Namun sayangnya hingga saat ini tidak ada petunjuk yang memudahkan Bima mencari wanita si bos. Bahkan wajah si wanita pun, Sean tidak ingat.
“Pak, apa tidak ada barang lain yang bisa saya jadikan petunjuk?” tanya Bima mencoba mengorek petunjuk lain.
“Gak ada. Aku hanya sedikit mengingat aroma parfum tubuh wanita itu. Dan anehnya, hari ini aku mendapati parfum itu dipakai seseorang di kantor ini,” jawab Sean.
“Siapa, Pak? Siapa yang memakai parfum itu?” Bima tertarik dengan petunjuk baru dari Sean.
“Aku juga tidak tau. Aku juga cuma nyium aroma itu sekilas aja. Tapi aku juga gak tau siapa orangnya.”
“Apa Bapak tau itu aroma parfum apa?”
“Gak tau. Sepertinya itu juga parfum biasa. Aku gak kenal aroma parfum itu. Kayaknya itu bukan parfum dari brand mahal.”
Bima melepas napasnya dengan berat. Dia yang tadinya sangat bersemangat akan segera menemukan wanita itu, kini seolah kembali ke posisi awal, karena petunjuk itu tidak membantu sama sekali.
Sebuah kancing dari kemeja biasa dan juga parfum bukan dari brand ternama, pasti akan sulit untuk dia temukan. Hampir sebagian besar karyawan yang ada di perusahaan ini memakai barang dari brand menengah. Pasti akan sulit sekali dan tidak akan mungkin Bima bertanya satu persatu pada karyawan yang ada di perusahaan.

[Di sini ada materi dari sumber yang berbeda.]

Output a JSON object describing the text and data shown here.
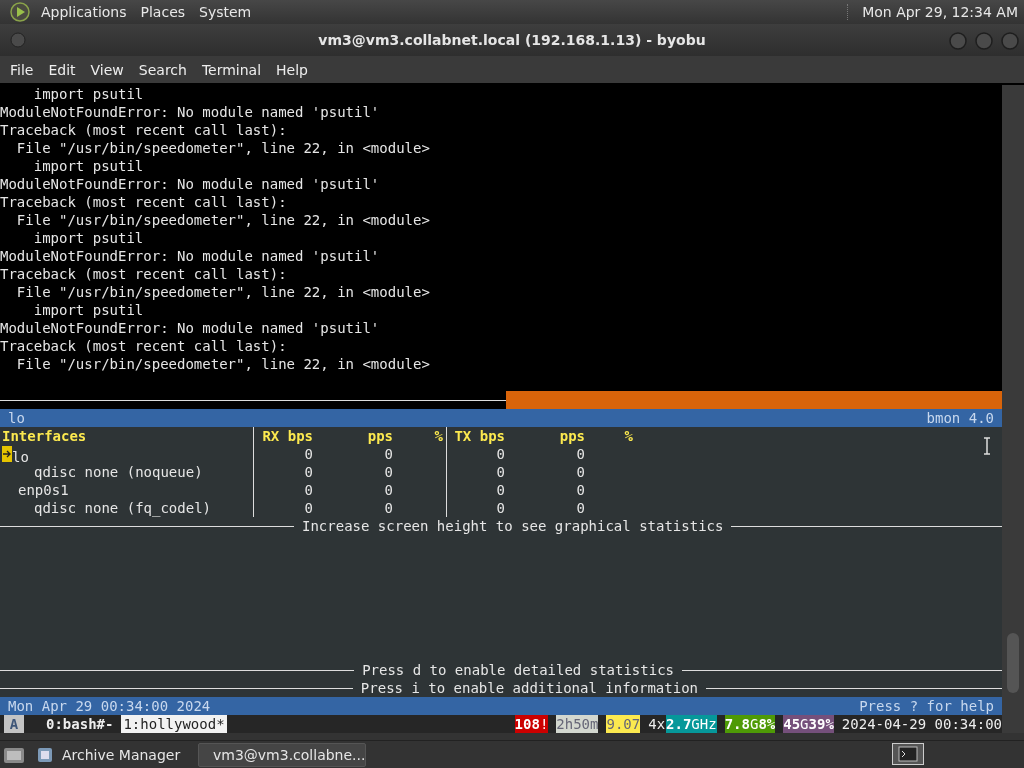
{
  "top_panel": {
    "menus": [
      "Applications",
      "Places",
      "System"
    ],
    "clock": "Mon Apr 29, 12:34 AM"
  },
  "window": {
    "title": "vm3@vm3.collabnet.local (192.168.1.13) - byobu",
    "menu": [
      "File",
      "Edit",
      "View",
      "Search",
      "Terminal",
      "Help"
    ]
  },
  "terminal": {
    "output_lines": [
      "    import psutil",
      "ModuleNotFoundError: No module named 'psutil'",
      "Traceback (most recent call last):",
      "  File \"/usr/bin/speedometer\", line 22, in <module>",
      "    import psutil",
      "ModuleNotFoundError: No module named 'psutil'",
      "Traceback (most recent call last):",
      "  File \"/usr/bin/speedometer\", line 22, in <module>",
      "    import psutil",
      "ModuleNotFoundError: No module named 'psutil'",
      "Traceback (most recent call last):",
      "  File \"/usr/bin/speedometer\", line 22, in <module>",
      "    import psutil",
      "ModuleNotFoundError: No module named 'psutil'",
      "Traceback (most recent call last):",
      "  File \"/usr/bin/speedometer\", line 22, in <module>"
    ]
  },
  "bmon": {
    "header": {
      "interface": "lo",
      "version": "bmon 4.0"
    },
    "columns": [
      "Interfaces",
      "RX bps",
      "pps",
      "%",
      "TX bps",
      "pps",
      "%"
    ],
    "interfaces": [
      {
        "name": "lo",
        "selected": true,
        "rx_bps": "0",
        "rx_pps": "0",
        "tx_bps": "0",
        "tx_pps": "0",
        "children": [
          {
            "name": "qdisc none (noqueue)",
            "selected": false,
            "rx_bps": "0",
            "rx_pps": "0",
            "tx_bps": "0",
            "tx_pps": "0"
          }
        ]
      },
      {
        "name": "enp0s1",
        "selected": false,
        "rx_bps": "0",
        "rx_pps": "0",
        "tx_bps": "0",
        "tx_pps": "0",
        "children": [
          {
            "name": "qdisc none (fq_codel)",
            "selected": false,
            "rx_bps": "0",
            "rx_pps": "0",
            "tx_bps": "0",
            "tx_pps": "0"
          }
        ]
      }
    ],
    "graph_notice": "Increase screen height to see graphical statistics",
    "hints": [
      "Press d to enable detailed statistics",
      "Press i to enable additional information"
    ],
    "footer": {
      "date": "Mon Apr 29 00:34:00 2024",
      "help": "Press ? for help"
    }
  },
  "byobu": {
    "logo": "A",
    "windows": [
      {
        "label": "0:bash#-",
        "selected": false
      },
      {
        "label": "1:hollywood*",
        "selected": true
      }
    ],
    "segments": [
      {
        "text": "**108**!",
        "color": "#cc0000"
      },
      {
        "text": "2h50m",
        "color": "#d3d7cf"
      },
      {
        "text": "9.07",
        "color": "#fce94f"
      },
      {
        "text": "4x"
      },
      {
        "text": "**2.7**GHz",
        "color": "#06989a"
      },
      {
        "text": "**7.8**G**8%**",
        "color": "#4e9a06"
      },
      {
        "text": "**45**G**39%**",
        "color": "#75507b"
      },
      {
        "text": "2024-04-29 00:34:00"
      }
    ]
  },
  "taskbar": {
    "items": [
      {
        "label": "Archive Manager",
        "selected": false
      },
      {
        "label": "vm3@vm3.collabne...",
        "selected": true
      }
    ]
  }
}
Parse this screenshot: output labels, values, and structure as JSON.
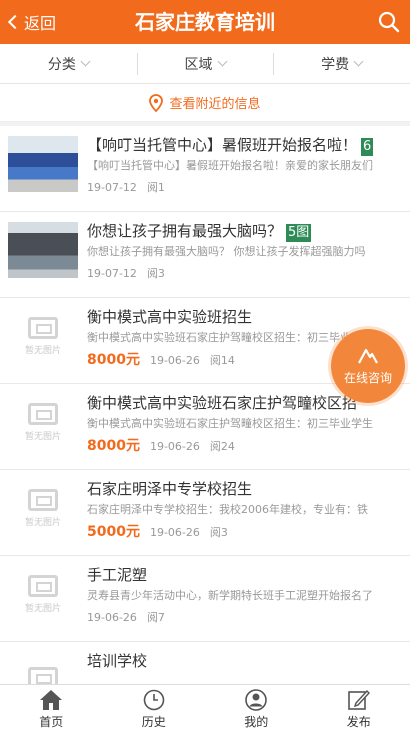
{
  "header": {
    "back_label": "返回",
    "title": "石家庄教育培训"
  },
  "filters": [
    {
      "label": "分类"
    },
    {
      "label": "区域"
    },
    {
      "label": "学费"
    }
  ],
  "nearby_label": "查看附近的信息",
  "items": [
    {
      "title": "【响叮当托管中心】暑假班开始报名啦！",
      "pic_count": "6",
      "desc": "【响叮当托管中心】暑假班开始报名啦！亲爱的家长朋友们",
      "date": "19-07-12",
      "views": "阅1",
      "price": ""
    },
    {
      "title": "你想让孩子拥有最强大脑吗？",
      "pic_count": "5图",
      "desc": "你想让孩子拥有最强大脑吗？ 你想让孩子发挥超强脑力吗",
      "date": "19-07-12",
      "views": "阅3",
      "price": ""
    },
    {
      "title": "衡中模式高中实验班招生",
      "pic_count": "",
      "desc": "衡中模式高中实验班石家庄护驾疃校区招生：初三毕业学生",
      "date": "19-06-26",
      "views": "阅14",
      "price": "8000元"
    },
    {
      "title": "衡中模式高中实验班石家庄护驾疃校区招",
      "pic_count": "",
      "desc": "衡中模式高中实验班石家庄护驾疃校区招生：初三毕业学生",
      "date": "19-06-26",
      "views": "阅24",
      "price": "8000元"
    },
    {
      "title": "石家庄明泽中专学校招生",
      "pic_count": "",
      "desc": "石家庄明泽中专学校招生：我校2006年建校，专业有：铁",
      "date": "19-06-26",
      "views": "阅3",
      "price": "5000元"
    },
    {
      "title": "手工泥塑",
      "pic_count": "",
      "desc": "灵寿县青少年活动中心，新学期特长班手工泥塑开始报名了",
      "date": "19-06-26",
      "views": "阅7",
      "price": ""
    },
    {
      "title": "培训学校",
      "pic_count": "",
      "desc": "",
      "date": "",
      "views": "",
      "price": ""
    }
  ],
  "no_image_label": "暂无图片",
  "consult_label": "在线咨询",
  "tabbar": [
    {
      "label": "首页",
      "icon": "home-icon"
    },
    {
      "label": "历史",
      "icon": "clock-icon"
    },
    {
      "label": "我的",
      "icon": "user-icon"
    },
    {
      "label": "发布",
      "icon": "edit-icon"
    }
  ],
  "colors": {
    "accent": "#f26b1d",
    "badge": "#2e8b57"
  }
}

Seandainya barang yang dikenali oleh Sean itu dari brand mahal, pasti akan mudah menyisirnya. Karena pemakai brand mahal di kantor ini jumlahnya sangat terbatas dan Bima akan lebih mudah untuk menentukan target pencariannya.
Dua orang pria itu kini berkutat dengan pikiran mereka masing-masing. Mereka seolah sedang mencari cara untuk menemukan wanita yang sedang dicari oleh Sean saat ini. Bima juga masih mencoba untuk bertanya kepada Sean tentang ingatan yang dimiliki Sean tentang wanita itu meskipun kemungkinannya masih sangat kecil.
“Oh iya, ada satu lagi yang aku baru ingat,” ucap Sean sambil menatap ke arah Bima.
“Apa itu, Pak?” Bima sangat antusias.